13. Saoirse Ronan, Atonement, 2007
So established is Saoirse Ronan as one of the most interesting and intelligent actresses working today that it's almost a shock to realise that her breakthrough role in Joe Wright's Ian McEwan adaptation Atonement was released in cinemas less than two decades ago. Ronan's character Briony dominates the film's stronger first half, in which she (like Paquin's Flora in The Piano) becomes inadvertently involved in a grown-up love affair, in this instance between Keira Knightley's haughty aristocrat Cecilia and the working-class Cambridge graduate Robbie (James McAvoy).
Ronan beautifully conveys a combination of malice, uncomprehending shock at the thoroughly grown-up passions that she is witness to and burgeoning personal awakening. It says a vast amount for her brilliant, Oscar-nominated performance that you are deeply disappointed when she vanishes, replaced by Romola Garai and Vanessa Redgrave as the older incarnations of the character.
14. Quvenzhané Wallis, Beasts of the Southern Wild, 2012
If you were disappointed by the anodyne recent version of the evergreen musical classic Annie, then at least you may have enjoyed its star Quvenzhané Wallis, who projected a sorely needed energy and grit that the rest of the film lacked. Wallis was far better used in the fantastical 2012 picture Beasts of the Southern Wild, in which she played the six-year old Hushpuppy, who comes to believe that she is living amongst giant prehistoric animals, named aurochs.
Wallis – who was cast for her ability to read convincingly, scream mightily and burp on command – is entirely convincing in a challenging and difficult role, and was rewarded by being the youngest performer ever to have been nominated for Best Actress at the Oscars, at the age of nine. As the New York Times film critic A O Scott said of Wallis, '[she] has a smile to charm fish out of the water and a scowl so fierce it can stop monsters in their tracks.' Both are used mightily throughout this modern-day classic.
15. Jude Hill, Belfast, 2021
Although Kenneth Branagh isn't usually rated alongside Spielberg as a director of children, he's always excelled at getting top-notch performances from his young stars. There's a youthful Christian Bale in his 1989 Henry V for instance, and even his flop Artemis Fowl had a hugely likeable appearance by Ferdia Shaw in the title role. Yet it is in Branagh's autobiographical, black and white drama Belfast that he elicits his finest work from the youthful Jude Hill, playing the nine-year old version of the writer-director, named Buddy in this picture.

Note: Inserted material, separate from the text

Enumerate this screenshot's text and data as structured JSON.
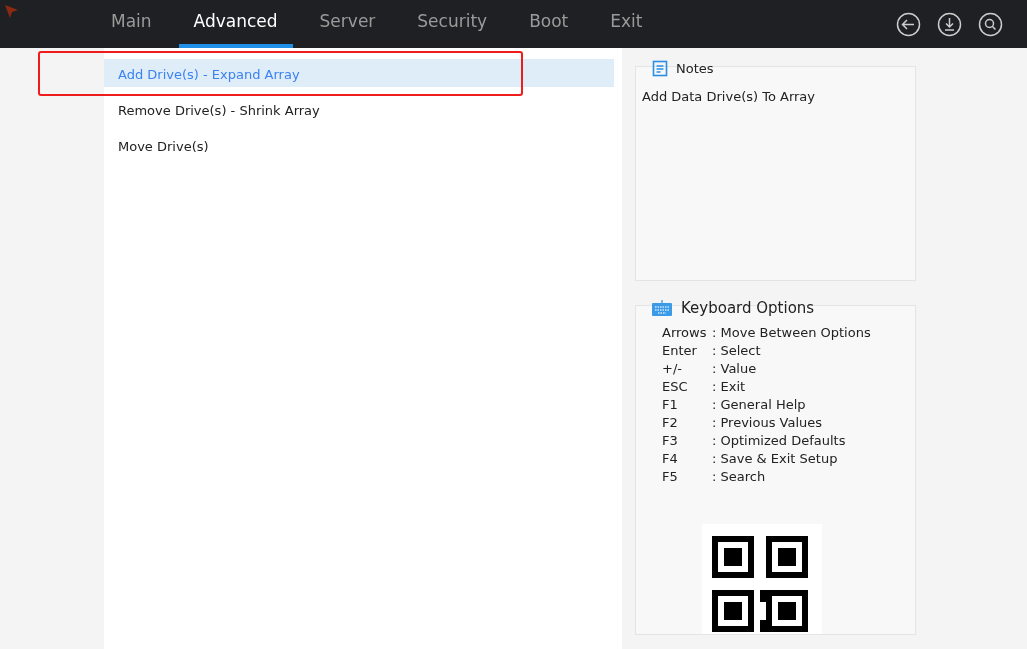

Although the film is set against the backdrop of The Troubles, it is a cheerful and vivacious picture, rather than a depressing and dour one, and Hill's charming, optimistic performance sets the tone for the richness of the on-screen bildungsroman that is depicted here. Hill was nominated for, and won, countless awards for his appearance here. Still only 14, and quietly building an impressive and eclectic career, he is a young actor who is undoubtedly worth watching.